Quincy College currently offers a range of associate-degree programs in majors ranging from criminal justice to nursing, as well as certificate programs in specialties such as accounting, game development and paralegal studies and will systematically expand degree offerings to support 4-year baccalaureate programs.
“This is a transformative event in that it allows Quincy College to assume its proper place as an institution of higher education in Quincy and Plymouth and towns up and down the Route 3 corridor,” said Quincy College President Peter H. Tsaffaras. “I often say that education is the passport that allows one to travel through and navigate our society. Without changing its mission, Quincy College can now offer an enhanced pathway to a baccalaureate degree, supporting not only the city of Quincy but the South Shore as a whole.“
“With campuses in Quincy and Plymouth, Quincy College enables access to higher education for students whose choices have historically been limited by work, income, family responsibilities or lack of transportation. This legislation and its outcome reflects the regional esteem that Quincy College has earned, the respect that our staff and faculty have fostered, and the quality education our students receive.”

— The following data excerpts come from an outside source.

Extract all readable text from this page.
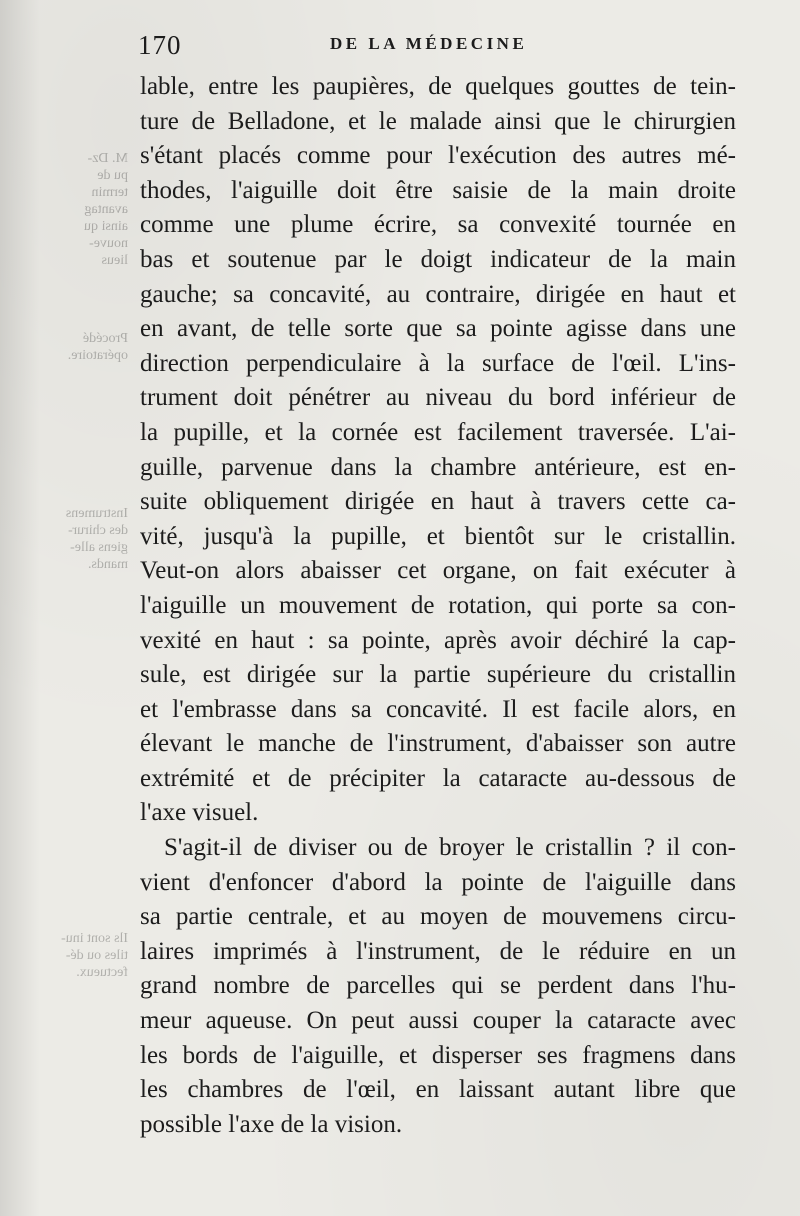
M. Dz-
pu de
termin
avantag
ainsi qu
nouve-
lieus
Procédé
opératoire.
Instrumens
des chirur-
giens alle-
mands.
Ils sont inu-
tiles ou dé-
fectueux.
170	DE LA MÉDECINE
lable, entre les paupières, de quelques gouttes de tein-
ture de Belladone, et le malade ainsi que le chirurgien
s'étant placés comme pour l'exécution des autres mé-
thodes, l'aiguille doit être saisie de la main droite
comme une plume écrire, sa convexité tournée en
bas et soutenue par le doigt indicateur de la main
gauche; sa concavité, au contraire, dirigée en haut et
en avant, de telle sorte que sa pointe agisse dans une
direction perpendiculaire à la surface de l'œil. L'ins-
trument doit pénétrer au niveau du bord inférieur de
la pupille, et la cornée est facilement traversée. L'ai-
guille, parvenue dans la chambre antérieure, est en-
suite obliquement dirigée en haut à travers cette ca-
vité, jusqu'à la pupille, et bientôt sur le cristallin.
Veut-on alors abaisser cet organe, on fait exécuter à
l'aiguille un mouvement de rotation, qui porte sa con-
vexité en haut : sa pointe, après avoir déchiré la cap-
sule, est dirigée sur la partie supérieure du cristallin
et l'embrasse dans sa concavité. Il est facile alors, en
élevant le manche de l'instrument, d'abaisser son autre
extrémité et de précipiter la cataracte au-dessous de
l'axe visuel.
S'agit-il de diviser ou de broyer le cristallin ? il con-
vient d'enfoncer d'abord la pointe de l'aiguille dans
sa partie centrale, et au moyen de mouvemens circu-
laires imprimés à l'instrument, de le réduire en un
grand nombre de parcelles qui se perdent dans l'hu-
meur aqueuse. On peut aussi couper la cataracte avec
les bords de l'aiguille, et disperser ses fragmens dans
les chambres de l'œil, en laissant autant libre que
possible l'axe de la vision.
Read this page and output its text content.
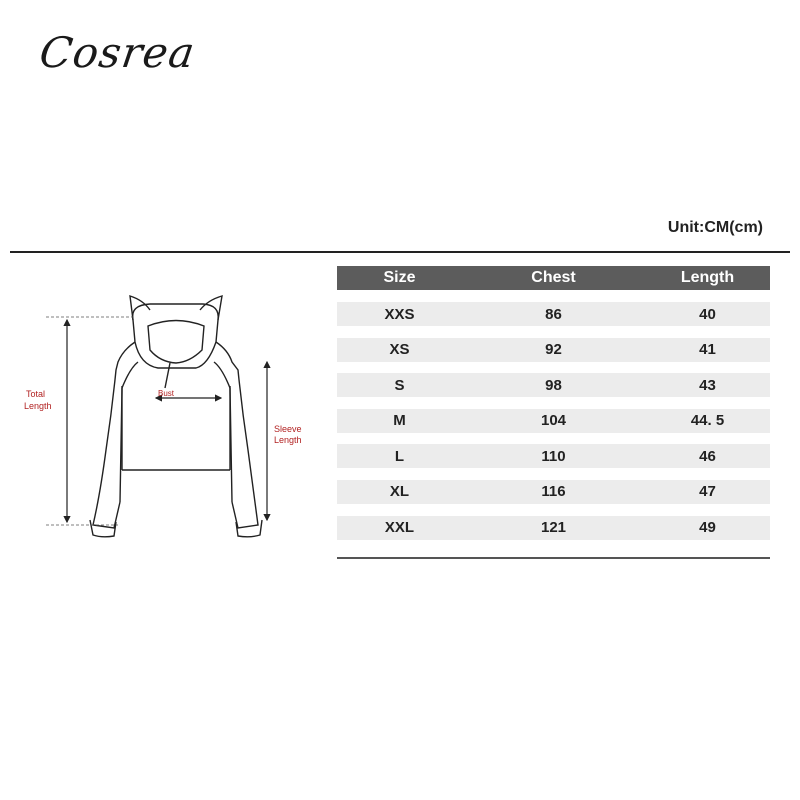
Cosrea
Unit:CM(cm)
Total
Length
Bust
Sleeve
Length
Size	Chest	Length
XXS	86	40
XS	92	41
S	98	43
M	104	44. 5
L	110	46
XL	116	47
XXL	121	49
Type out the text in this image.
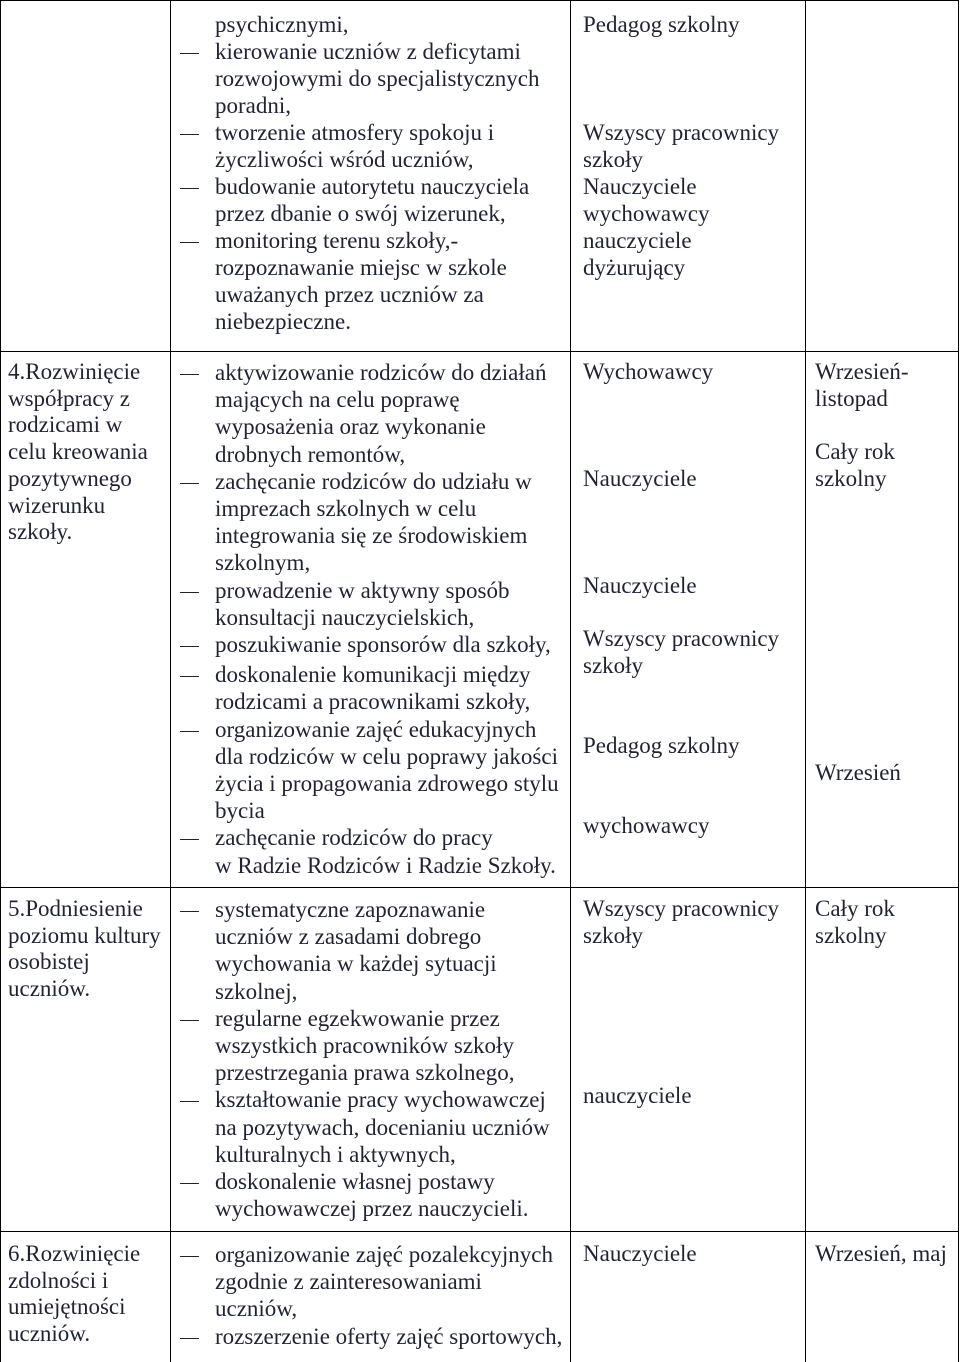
psychicznymi,
kierowanie uczniów z deficytami
rozwojowymi do specjalistycznych
poradni,
tworzenie atmosfery spokoju i
życzliwości wśród uczniów,
budowanie autorytetu nauczyciela
przez dbanie o swój wizerunek,
monitoring terenu szkoły,-
rozpoznawanie miejsc w szkole
uważanych przez uczniów za
niebezpieczne.
Pedagog szkolny
Wszyscy pracownicy
szkoły
Nauczyciele
wychowawcy
nauczyciele
dyżurujący
4.Rozwinięcie
współpracy z
rodzicami w
celu kreowania
pozytywnego
wizerunku
szkoły.
aktywizowanie rodziców do działań
mających na celu poprawę
wyposażenia oraz wykonanie
drobnych remontów,
zachęcanie rodziców do udziału w
imprezach szkolnych w celu
integrowania się ze środowiskiem
szkolnym,
prowadzenie w aktywny sposób
konsultacji nauczycielskich,
poszukiwanie sponsorów dla szkoły,
doskonalenie komunikacji między
rodzicami a pracownikami szkoły,
organizowanie zajęć edukacyjnych
dla rodziców w celu poprawy jakości
życia i propagowania zdrowego stylu
bycia
zachęcanie rodziców do pracy
w Radzie Rodziców i Radzie Szkoły.
Wychowawcy
Nauczyciele
Nauczyciele
Wszyscy pracownicy
szkoły
Pedagog szkolny
wychowawcy
Wrzesień-
listopad
Cały rok
szkolny
Wrzesień
5.Podniesienie
poziomu kultury
osobistej
uczniów.
systematyczne zapoznawanie
uczniów z zasadami dobrego
wychowania w każdej sytuacji
szkolnej,
regularne egzekwowanie przez
wszystkich pracowników szkoły
przestrzegania prawa szkolnego,
kształtowanie pracy wychowawczej
na pozytywach, docenianiu uczniów
kulturalnych i aktywnych,
doskonalenie własnej postawy
wychowawczej przez nauczycieli.
Wszyscy pracownicy
szkoły
nauczyciele
Cały rok
szkolny
6.Rozwinięcie
zdolności i
umiejętności
uczniów.
organizowanie zajęć pozalekcyjnych
zgodnie z zainteresowaniami
uczniów,
rozszerzenie oferty zajęć sportowych,
Nauczyciele	Wrzesień, maj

The school’s main campus is in Presidents Place at 1250 Hancock St. in the heart of Quincy Center. It also has a large, full-service campus at 36 Cordage Park Circle in Plymouth. The four-year degree offerings would be rolled out systematically across programs at both the Quincy and Plymouth campuses.
”Quincy College will seek to introduce baccalaureate degrees selectively over time in occupations where the entry level credential is changing,“ said Aundrea Kelly, Senior Vice President of Academic Affairs. “For example, acute care hospitals now require a Bachelor’s Degree in the Science of Nursing. LPN graduates without a Bachelors Degree find themselves disadvantaged, having to find work in nursing homes or local clinics.”
“Quincy College remains focused on our mission of providing equal opportunity and access to students, regardless of the degree or certificate they seek. When surveyed, ninety-four percent of our students want to pursue a baccalaureate degree at Quincy College. We are so pleased to now be able to introduce this offering to our student population many of whom are place-bound,” Kelly said.
Studies have shown Quincy College already delivers the highest return on education investment across two-year public colleges in Massachusetts and the entire New England region. Quincy College programs are designed to provide students with skills and training to enter the workforce or pursue advanced degrees.
According to data from the U.S. Department of Education’s College Scorecard, Quincy College students ranked #1 as top salary earners in Massachusetts and New England across two-year public colleges. The U.S. Department of Education’s College Scorecard data reveals the successful outcomes of Quincy College students.
The institution becoming a four-year college comes at a time when city leaders and private developers are revitalizing Downtown Quincy erecting new buildings to hold residential, commercial, and office space. The state is in the midst of a 7.9 million roadway and sidewalk improvement project called Adams Green. In addition, the college is expanding it’s Plymouth Campus footprint at the Old Cordage Rope Factory at 36 Cordage Park.
“Quincy College’s ability to confer baccalaureate degrees will allow Quincy College to grow in both Quincy and Plymouth, with positive, long-term effect for the south shore community, for the spatial footprint, and for the campuses, ” Tsaffaras said.